Can we refactor shmem_getpage_gfp() to skip some of the checks which
aren't necessary when called from this path, and turn this into a nice
simple xas_for_each() loop which works one entry at a time?

> /*
> - * Search through swapped inodes to find and replace swap by page.
> + * Read all the shared memory data that resides in the swap
> + * device 'type' back into memory, so the swap device can be
> + * unused.
> */
> -int shmem_unuse(swp_entry_t swap, struct page *page)

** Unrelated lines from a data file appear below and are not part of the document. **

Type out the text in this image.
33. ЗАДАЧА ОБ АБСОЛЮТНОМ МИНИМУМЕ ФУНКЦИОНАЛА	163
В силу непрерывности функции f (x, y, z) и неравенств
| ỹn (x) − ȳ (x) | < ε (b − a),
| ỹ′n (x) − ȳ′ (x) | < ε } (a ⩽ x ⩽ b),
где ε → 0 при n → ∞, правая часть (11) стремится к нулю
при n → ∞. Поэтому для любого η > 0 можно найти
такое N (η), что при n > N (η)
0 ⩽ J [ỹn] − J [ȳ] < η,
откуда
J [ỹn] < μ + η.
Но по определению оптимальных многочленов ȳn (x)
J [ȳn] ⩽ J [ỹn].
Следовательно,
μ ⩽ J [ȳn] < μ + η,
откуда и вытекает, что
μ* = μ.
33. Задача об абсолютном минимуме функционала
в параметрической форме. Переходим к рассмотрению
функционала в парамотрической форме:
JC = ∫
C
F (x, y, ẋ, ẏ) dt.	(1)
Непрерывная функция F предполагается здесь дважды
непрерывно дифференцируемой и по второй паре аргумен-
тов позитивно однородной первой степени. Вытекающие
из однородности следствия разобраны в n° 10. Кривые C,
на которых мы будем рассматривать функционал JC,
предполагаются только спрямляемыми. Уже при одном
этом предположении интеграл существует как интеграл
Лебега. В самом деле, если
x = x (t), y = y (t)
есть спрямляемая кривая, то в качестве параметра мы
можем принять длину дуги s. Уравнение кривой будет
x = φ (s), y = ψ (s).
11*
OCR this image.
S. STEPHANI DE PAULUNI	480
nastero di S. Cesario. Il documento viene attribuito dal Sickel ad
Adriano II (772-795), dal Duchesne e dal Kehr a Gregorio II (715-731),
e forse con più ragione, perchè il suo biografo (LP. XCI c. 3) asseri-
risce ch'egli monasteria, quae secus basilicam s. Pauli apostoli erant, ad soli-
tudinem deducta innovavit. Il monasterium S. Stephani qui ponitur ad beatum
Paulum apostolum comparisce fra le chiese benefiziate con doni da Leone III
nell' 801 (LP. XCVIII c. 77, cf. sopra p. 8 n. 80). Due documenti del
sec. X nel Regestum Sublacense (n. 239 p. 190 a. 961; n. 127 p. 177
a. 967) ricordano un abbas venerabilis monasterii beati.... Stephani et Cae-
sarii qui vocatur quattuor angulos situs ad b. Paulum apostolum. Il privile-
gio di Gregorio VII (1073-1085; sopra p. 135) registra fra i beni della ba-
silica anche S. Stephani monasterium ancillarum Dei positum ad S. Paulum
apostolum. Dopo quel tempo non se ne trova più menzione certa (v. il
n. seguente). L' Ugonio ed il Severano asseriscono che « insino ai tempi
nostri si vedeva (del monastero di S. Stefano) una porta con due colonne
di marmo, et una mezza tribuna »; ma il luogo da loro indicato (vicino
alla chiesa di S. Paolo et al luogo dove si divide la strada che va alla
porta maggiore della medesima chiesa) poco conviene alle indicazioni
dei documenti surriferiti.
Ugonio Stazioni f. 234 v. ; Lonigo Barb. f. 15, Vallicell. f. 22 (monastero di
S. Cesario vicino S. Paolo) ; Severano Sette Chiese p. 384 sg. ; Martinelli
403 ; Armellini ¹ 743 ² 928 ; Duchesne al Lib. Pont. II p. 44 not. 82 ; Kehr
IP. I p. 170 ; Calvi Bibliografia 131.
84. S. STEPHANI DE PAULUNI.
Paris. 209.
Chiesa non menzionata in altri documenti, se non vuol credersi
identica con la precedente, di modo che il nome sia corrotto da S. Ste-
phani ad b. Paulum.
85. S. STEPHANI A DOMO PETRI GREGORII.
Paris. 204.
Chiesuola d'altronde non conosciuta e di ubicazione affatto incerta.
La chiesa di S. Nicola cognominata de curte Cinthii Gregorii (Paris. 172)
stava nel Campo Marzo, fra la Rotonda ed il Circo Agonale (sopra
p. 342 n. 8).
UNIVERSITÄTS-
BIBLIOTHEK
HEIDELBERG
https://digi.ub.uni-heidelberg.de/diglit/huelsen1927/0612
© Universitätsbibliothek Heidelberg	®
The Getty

> +int shmem_unuse(unsigned int type)
> {
> - struct list_head *this, *next;
> struct shmem_inode_info *info;
> - struct mem_cgroup *memcg;
> + struct inode *inode;
> + struct inode *prev_inode = NULL;
> + struct list_head *p;
> + struct list_head *next;
> int error = 0;
>
> - /*
> - * There's a faint possibility that swap page was replaced before
> - * caller locked it: caller will come back later with the right page.
> - */
> - if (unlikely(!PageSwapCache(page) || page_private(page) != swap.val))
> - goto out;
> + if (list_empty(&shmem_swaplist))
> + return 0;
> +
> + mutex_lock(&shmem_swaplist_mutex);
> + p = &shmem_swaplist;
>
> /*
> - * Charge page using GFP_KERNEL while we can wait, before taking
> - * the shmem_swaplist_mutex which might hold up shmem_writepage().
> - * Charged back to the user (not to caller) when swap account is used.
> + * The extra refcount on the inode is necessary to safely dereference
> + * p->next after re-acquiring the lock. New shmem inodes with swap
> + * get added to the end of the list and we will scan them all.
> */
> - error = mem_cgroup_try_charge_delay(page, current->mm, GFP_KERNEL,
> - &memcg, false);
> - if (error)
> - goto out;
> - /* No memory allocation: swap entry occupies the slot for the page */
> - error = -EAGAIN;
> + list_for_each_safe(p, next, &shmem_swaplist) {
> + info = list_entry(p, struct shmem_inode_info, swaplist);

This could use list_for_each_entry_safe(), right?